Le scenario de Prévert est directement inspiré de la mutinerie de Belle-Ile-en-mer. Une jeune fille, Danielle (on pensait à Danielle Darieux), séjourne sur l’île entre ses parents, un couple d’industriels, et son soupirant, un héritier aussi riche qu’ennuyeux ; elle croise de jeunes colons et s’éprend de l’un d’eux, Jean-Louis. Au même moment, une fille de paysans, Paulette, s’éprend d’un détenu, un ado fragile, Pierrot, qui se suicide. Cette mort provoque une mutinerie ; suit la chasse à l’enfant. A son tour, la fille du paysan se tue alors que Jean-Louis est repris. Carné est sollicité, motivé. Mais le film ne se fait pas.

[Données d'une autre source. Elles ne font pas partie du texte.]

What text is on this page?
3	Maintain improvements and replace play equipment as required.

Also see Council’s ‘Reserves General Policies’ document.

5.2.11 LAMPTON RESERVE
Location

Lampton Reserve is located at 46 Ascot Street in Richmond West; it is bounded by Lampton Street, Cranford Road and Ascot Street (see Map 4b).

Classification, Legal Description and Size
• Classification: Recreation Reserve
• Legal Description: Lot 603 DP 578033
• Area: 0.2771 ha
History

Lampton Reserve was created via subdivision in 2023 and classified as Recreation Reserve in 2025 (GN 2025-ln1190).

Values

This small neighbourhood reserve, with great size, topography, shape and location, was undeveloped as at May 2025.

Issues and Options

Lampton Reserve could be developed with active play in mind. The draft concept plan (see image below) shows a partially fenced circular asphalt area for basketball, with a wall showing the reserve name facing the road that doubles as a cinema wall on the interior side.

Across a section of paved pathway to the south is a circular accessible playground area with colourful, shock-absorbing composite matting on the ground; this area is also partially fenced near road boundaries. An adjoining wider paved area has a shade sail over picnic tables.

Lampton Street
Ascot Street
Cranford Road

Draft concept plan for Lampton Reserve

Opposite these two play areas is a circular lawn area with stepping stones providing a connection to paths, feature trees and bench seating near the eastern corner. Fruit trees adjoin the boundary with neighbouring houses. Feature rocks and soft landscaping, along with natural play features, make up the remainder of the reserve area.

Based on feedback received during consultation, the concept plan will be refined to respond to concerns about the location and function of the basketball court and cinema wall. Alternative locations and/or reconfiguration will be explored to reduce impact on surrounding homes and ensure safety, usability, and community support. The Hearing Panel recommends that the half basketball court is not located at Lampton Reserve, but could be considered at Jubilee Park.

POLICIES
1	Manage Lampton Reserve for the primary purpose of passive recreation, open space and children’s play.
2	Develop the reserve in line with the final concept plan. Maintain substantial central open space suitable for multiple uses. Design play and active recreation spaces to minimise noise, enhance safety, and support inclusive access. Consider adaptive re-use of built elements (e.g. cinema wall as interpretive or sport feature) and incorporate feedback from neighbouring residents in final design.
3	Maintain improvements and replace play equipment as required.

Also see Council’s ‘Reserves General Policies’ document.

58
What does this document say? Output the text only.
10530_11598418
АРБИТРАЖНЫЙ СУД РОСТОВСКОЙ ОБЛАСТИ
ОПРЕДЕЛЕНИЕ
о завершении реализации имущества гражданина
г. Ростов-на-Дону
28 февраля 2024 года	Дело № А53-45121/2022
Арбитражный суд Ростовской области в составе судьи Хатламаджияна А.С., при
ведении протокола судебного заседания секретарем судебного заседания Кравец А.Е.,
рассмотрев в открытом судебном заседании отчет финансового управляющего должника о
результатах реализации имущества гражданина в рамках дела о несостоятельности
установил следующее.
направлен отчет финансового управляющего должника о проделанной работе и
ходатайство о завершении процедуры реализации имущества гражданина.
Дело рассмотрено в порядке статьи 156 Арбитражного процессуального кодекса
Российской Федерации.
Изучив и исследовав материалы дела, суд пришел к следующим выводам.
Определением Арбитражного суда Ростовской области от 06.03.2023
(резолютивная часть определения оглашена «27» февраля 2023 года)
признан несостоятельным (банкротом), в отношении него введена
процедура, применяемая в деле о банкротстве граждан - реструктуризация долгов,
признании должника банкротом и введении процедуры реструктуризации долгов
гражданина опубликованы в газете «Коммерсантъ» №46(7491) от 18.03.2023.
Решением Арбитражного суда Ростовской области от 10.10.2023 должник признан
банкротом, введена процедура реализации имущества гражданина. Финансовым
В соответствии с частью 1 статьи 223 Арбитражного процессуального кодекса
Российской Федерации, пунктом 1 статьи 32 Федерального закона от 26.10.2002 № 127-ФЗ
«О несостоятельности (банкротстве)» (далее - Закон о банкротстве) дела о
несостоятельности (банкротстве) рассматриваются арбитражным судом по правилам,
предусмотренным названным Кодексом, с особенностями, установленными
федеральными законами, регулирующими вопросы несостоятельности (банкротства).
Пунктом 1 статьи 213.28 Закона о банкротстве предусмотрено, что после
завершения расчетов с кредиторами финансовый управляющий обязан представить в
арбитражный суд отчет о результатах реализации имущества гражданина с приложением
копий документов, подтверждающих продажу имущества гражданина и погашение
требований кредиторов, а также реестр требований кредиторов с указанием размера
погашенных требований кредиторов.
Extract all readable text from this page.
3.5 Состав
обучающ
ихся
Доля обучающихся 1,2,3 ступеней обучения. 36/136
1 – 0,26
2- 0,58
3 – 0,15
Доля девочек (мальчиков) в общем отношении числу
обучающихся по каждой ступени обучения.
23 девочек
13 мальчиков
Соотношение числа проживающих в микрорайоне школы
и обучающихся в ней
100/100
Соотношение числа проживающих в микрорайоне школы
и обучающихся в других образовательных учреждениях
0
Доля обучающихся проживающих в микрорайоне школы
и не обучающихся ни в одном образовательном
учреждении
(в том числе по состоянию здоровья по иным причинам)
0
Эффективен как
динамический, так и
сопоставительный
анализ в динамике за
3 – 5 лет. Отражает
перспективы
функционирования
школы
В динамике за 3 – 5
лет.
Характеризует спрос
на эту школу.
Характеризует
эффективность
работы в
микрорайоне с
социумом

Arrive la guerre. Prévert et Carné accumulent les chefs-d’œuvre… sans renoncer à l’idée de ce film. Les pages consacrées au cinéma français sous l’Occupation sont remarquablement documentées, et perspicaces.
A la Libération, Jacques Prévert reprend le scenario, sur l’insistance du producteur (Nicolas Vondas) qui, sans doute dans l’air du temps, demande un traitement plus léger du sujet. Prévert s’agace (« On ne peut tout de même pas mettre une boîte de nuit dans un pénitencier ! ») mais s’exécute.
La jeune Danielle du premier scenario devient une Florence élégante (Arletty, 48 ans), entourée par une clique de parisiens oisifs à bord d’un yacht. La double intrigue est maintenue : Florence s’éprend du Petit-Louis ( Serge Reggiani), Barbara (ex-Paulette) meurt après le suicide de Pierrot ; et Jean-Louis est repris. La même issue fatale, donc.
Malgré les obstacles (la censure, l’opposition persistante de l’administration pénitentiaire)le projet se concrétise et une
équipe prestigieuse, la bande à Carné (ou bande à Prévert) débarque au printemps 1947 sur l’île. Il y a là Trauner aux décors, Mayo aux costumes, Kosma pour la musique (lui reste à Paris), Roger Hubert, chef opérateur. Une pléiade d’acteurs de renom, Arletty, Serge Reggiani, Julien Carette, Jean Tissier, Anouk Aimé, Paul Meurisse, Martine Carol, ainsi qu’une centaine de techniciens.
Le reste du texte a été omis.